Por quinhentos anos, o Tajín permaneceu abandonado e seus dias de glória foram esquecidos sob a era que tomou conta dos edifícios sagrados. Só foi redescoberto no século 20 e, depois de intensos trabalhos de escavação e restauração, reaberto ao público em 1977. Foram encontrados 128 templos dentro dos limites do que antes era a principal cidade do mundo totonaca. Desses, apenas 40 compõem o circuito de visitação turística. Dentro do parque do Tajín ainda vivem comunidades totonacas que preservam muito de sua língua, tradições e cultura. Muitos deles trabalham na área arqueológica, vendendo água, refrigerante e lanchinhos típicos para os turistas, mesmo falando apenas um espanhol rudimentar.

O redescobrimento do lugar também marcou o renascimento de seu simbolismo religioso para os totonacas. Todos os dias 21 de março, dezenas de milhares de pessoas fazem sua peregrinação ao Tajín para celebrar o equinócio de primavera, data em que os dias e noites têm a mesma duração. A festa tem uma grande importância na concepção totonaca de universo desde tempos ancestrais e eles acreditam que visitando a cidade sagrada podem recarregar suas energias. Hoje, a festa também é chamada de Cumbre Tajín, ou Festa da Identidade, pois celebra as tradições do povo com música, dança, apresentações e conferências, tudo isso durante cinco dias.
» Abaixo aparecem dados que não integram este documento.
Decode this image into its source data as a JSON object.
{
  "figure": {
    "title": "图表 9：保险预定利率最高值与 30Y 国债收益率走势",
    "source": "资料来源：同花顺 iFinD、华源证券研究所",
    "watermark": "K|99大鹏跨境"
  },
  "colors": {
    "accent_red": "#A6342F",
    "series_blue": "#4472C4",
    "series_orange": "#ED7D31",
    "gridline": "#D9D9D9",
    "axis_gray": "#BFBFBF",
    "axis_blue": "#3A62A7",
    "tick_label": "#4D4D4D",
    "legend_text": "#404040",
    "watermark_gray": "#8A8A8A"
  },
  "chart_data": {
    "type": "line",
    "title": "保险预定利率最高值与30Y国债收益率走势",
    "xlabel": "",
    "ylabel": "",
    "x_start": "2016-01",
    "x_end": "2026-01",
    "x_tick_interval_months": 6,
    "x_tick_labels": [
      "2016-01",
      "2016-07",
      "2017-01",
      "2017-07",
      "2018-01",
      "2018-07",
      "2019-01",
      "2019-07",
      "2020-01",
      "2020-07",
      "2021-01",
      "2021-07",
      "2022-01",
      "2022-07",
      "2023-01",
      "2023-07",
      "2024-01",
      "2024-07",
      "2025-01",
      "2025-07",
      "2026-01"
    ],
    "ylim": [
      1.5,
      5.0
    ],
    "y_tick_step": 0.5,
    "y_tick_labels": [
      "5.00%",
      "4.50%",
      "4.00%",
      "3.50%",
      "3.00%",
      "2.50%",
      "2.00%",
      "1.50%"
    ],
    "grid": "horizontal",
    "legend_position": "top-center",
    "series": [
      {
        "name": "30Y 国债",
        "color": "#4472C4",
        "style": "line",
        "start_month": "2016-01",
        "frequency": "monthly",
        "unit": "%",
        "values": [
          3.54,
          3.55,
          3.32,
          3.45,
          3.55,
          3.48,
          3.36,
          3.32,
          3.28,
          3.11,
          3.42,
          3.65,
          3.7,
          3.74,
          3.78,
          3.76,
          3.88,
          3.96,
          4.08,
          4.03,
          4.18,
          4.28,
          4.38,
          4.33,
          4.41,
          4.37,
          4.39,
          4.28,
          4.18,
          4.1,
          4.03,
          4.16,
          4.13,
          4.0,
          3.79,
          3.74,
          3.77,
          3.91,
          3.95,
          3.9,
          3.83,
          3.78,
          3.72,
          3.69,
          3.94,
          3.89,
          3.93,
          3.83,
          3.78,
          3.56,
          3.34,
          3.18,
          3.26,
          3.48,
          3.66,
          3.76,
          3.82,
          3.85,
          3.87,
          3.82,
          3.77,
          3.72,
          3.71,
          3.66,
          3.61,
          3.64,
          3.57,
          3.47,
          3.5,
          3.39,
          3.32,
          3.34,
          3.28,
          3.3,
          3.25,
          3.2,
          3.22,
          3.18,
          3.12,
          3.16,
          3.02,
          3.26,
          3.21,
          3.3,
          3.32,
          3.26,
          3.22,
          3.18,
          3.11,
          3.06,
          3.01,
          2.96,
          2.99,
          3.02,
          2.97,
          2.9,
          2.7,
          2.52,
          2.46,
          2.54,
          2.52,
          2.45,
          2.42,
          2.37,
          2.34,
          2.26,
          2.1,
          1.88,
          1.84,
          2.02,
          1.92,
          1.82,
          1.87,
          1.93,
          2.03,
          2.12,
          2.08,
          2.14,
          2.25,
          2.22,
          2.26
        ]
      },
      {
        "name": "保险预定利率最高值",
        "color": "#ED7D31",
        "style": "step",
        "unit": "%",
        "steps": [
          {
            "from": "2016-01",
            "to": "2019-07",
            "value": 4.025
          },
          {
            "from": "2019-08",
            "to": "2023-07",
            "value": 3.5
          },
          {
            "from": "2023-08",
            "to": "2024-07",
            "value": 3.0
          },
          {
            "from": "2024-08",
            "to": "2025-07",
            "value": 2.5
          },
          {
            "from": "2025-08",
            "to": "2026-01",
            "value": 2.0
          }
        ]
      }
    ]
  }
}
Um povo artístico, estético e pacífico, os totonacas imprimiram sua personalidade na arquitetura do Tajín. O principal templo ali é o Templo de los Nichos. Com 18 metros de altura, a pirâmide é toda enfeitada com 360 nichos decorativos, que representam os 360 dias de trabalho do ano. Os cinco dias que sobram na conta eram os únicos em que eles descansavam no ano, geralmente comemorados com festa – a única oportunidade de se embebedar um pouquinho que era socialmente aceita em tempos pré-colombianos, com pulque e mescal.

O Templo dos Nichos

Os templos ali são como matrioskas – aquelas bonequinhas russas -, construídos em cima de templos antigos, a cada 52 anos. Isso porque eles acreditavam que esse era o tempo de vida útil de tudo no mundo. Nem mesmo as pessoas completavam 53 anos: os poucos que chegavam a essa idade tinham erros e dívidas perdoadas e a contagem de anos começava outra vez, como se renascessem. O simbolismo do número tem um motivo, já que é o tempo que demora para que os calendários solar, de 360 dias, e o lunar, de 260, recomecem seus ciclos ao mesmo tempo.

Os diversos campos esportivos espalhados pela zona arqueológica podem passar desapercebidos se você não souber o que procurar. Era no descampado que se realizavam as partidas de Tlachtli, um jogo que podia durar horas ou dias, até que um dos jogadores conseguisse passar a bola de borracha por um estreito aro, utilizando o quadril. Aos vencedores era concedida a honra mais alta naquela cultura: se juntar aos deuses.

O campo do jogo de bola meso-americano, no Tajín

Como visitar a zona arqueológica do Tajín

Como chegar: Dá para visitar a zona arqueológica do Tajín facilmente desde Papantla de Olarte. O parque fica a cerca de 15 minutos de táxi do centro da cidade e o trajeto sai por 80 pesos (R$ 16). Há também ônibus que saem de Papantla ou Poza Rica. É possível fazer o passeio estando em Veracruz, porém a distância é maior. Há agências que vendem o passeio saindo de Veracruz e incluem também uma visita à Papantla.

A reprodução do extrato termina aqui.